The caravan of migrants heading toward the United States shows no intention of stopping: after having broken through the gates and the border fences between Guatemala and Mexico, and having resisted two attempts at containment by the Mexican police, which used tear gas against them, the migrants have decided together to continue their journey, reaching Tapachula in Chiapas on Sunday.
They were 1,600 when they departed from San Pedro Sula on Oct. 13, and now they are 7,000: most of them Hondurans, but also Salvadorans and Guatemalans, all determined to defy hunger, fatigue, attempts at repression, and also their governments’ policies and the increasingly ominous warnings being sent by an enraged Trump. On Monday the US president tweeted: “Sadly, it looks like Mexico’s Police and Military are unable to stop the Caravan heading to the Southern Border of the United States. Criminals and unknown Middle Easterners are mixed in. I have alerted Border Patrol and Military that this is a National Emergy [sic]. Must change laws!”
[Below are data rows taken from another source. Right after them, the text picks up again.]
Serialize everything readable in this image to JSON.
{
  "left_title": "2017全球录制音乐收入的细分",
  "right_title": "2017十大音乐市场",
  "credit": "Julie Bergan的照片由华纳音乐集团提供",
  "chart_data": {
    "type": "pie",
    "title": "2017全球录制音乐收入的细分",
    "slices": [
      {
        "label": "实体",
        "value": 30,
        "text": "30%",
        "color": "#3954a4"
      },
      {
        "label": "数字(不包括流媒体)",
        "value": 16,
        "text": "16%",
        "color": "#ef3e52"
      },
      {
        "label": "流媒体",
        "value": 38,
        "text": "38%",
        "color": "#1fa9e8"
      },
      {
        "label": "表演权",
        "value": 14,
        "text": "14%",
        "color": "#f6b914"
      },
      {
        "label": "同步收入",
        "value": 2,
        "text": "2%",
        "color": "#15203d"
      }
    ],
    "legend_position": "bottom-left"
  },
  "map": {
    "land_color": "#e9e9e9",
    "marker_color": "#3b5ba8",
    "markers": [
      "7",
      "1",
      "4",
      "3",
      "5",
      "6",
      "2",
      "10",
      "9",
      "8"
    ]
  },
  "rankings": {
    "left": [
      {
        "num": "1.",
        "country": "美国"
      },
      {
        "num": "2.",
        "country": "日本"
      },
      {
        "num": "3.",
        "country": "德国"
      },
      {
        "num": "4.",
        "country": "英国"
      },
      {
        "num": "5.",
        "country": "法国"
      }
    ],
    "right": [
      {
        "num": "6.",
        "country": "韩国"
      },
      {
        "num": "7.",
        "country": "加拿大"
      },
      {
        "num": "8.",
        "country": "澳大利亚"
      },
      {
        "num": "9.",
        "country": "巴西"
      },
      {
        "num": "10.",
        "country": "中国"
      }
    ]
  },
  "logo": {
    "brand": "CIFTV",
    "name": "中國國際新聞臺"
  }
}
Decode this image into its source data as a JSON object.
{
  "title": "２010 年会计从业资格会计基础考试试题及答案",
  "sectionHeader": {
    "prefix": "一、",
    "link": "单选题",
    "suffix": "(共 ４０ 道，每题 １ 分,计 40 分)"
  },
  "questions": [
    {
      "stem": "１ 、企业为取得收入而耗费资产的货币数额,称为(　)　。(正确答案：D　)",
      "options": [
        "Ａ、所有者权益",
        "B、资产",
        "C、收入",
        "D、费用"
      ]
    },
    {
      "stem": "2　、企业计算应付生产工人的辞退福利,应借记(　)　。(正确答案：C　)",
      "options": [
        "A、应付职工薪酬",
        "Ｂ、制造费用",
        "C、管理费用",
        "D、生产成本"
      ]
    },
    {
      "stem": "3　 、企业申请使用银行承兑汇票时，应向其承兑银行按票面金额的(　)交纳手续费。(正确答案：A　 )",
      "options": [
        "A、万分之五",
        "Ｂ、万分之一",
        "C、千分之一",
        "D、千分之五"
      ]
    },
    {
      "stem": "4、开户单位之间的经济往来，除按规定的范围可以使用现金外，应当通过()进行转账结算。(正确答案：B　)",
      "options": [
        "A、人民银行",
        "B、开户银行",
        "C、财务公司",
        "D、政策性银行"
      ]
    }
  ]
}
Reaching Tapachula was a great show of strength, as Denis Omar Contreras, one of the representatives of the caravan and a member of the Pueblos Sin Fronteras organization, pointed out: “We broke the barrier and sent a message of rebellion to our fellow citizens of Honduras, El Salvador and Guatemala against our governments and their abuses of power.”
But they have done much more than that: the caravan, as the sociologist Carlos Soledad explained in La Jornada, “represents a new hope. It is a migration organized collectively, in the full light of day and with TV cameras in tow. The political cost of repressing it can be very high for any government. In this way, the old strategy of individual and disorganized migration is superseded, having become impractical in the face of the risk of violence.”
The migrants have taken some time to rest between Sunday and Tuesday. They are dealing with too much accumulated fatigue, in addition to dehydration caused by the high temperatures, despite the generous assistance offered by the local populations. Along the way, the authorities of the Mexican Federal Police and the National Institute of Migration had offered them buses that would have transferred them to a shelter, but they refused, fearing they would be detained or deported: “Let’s see what the governments will propose, starting with the government of Chiapas.” They have made it clear, nonetheless, that “if Mexico opens its doors and offers us political asylum, we will stop here, and this is where we will rebuild our life.”
President-elect Andrés Manuel López Obrador, who will take office on Dec. 1, made a statement about the migrant caravan that seemed to hint at this possibility: “They should be guaranteed the right to rebuild their lives, they should not be ill-treated by anyone. They should be protected, helped and supported.”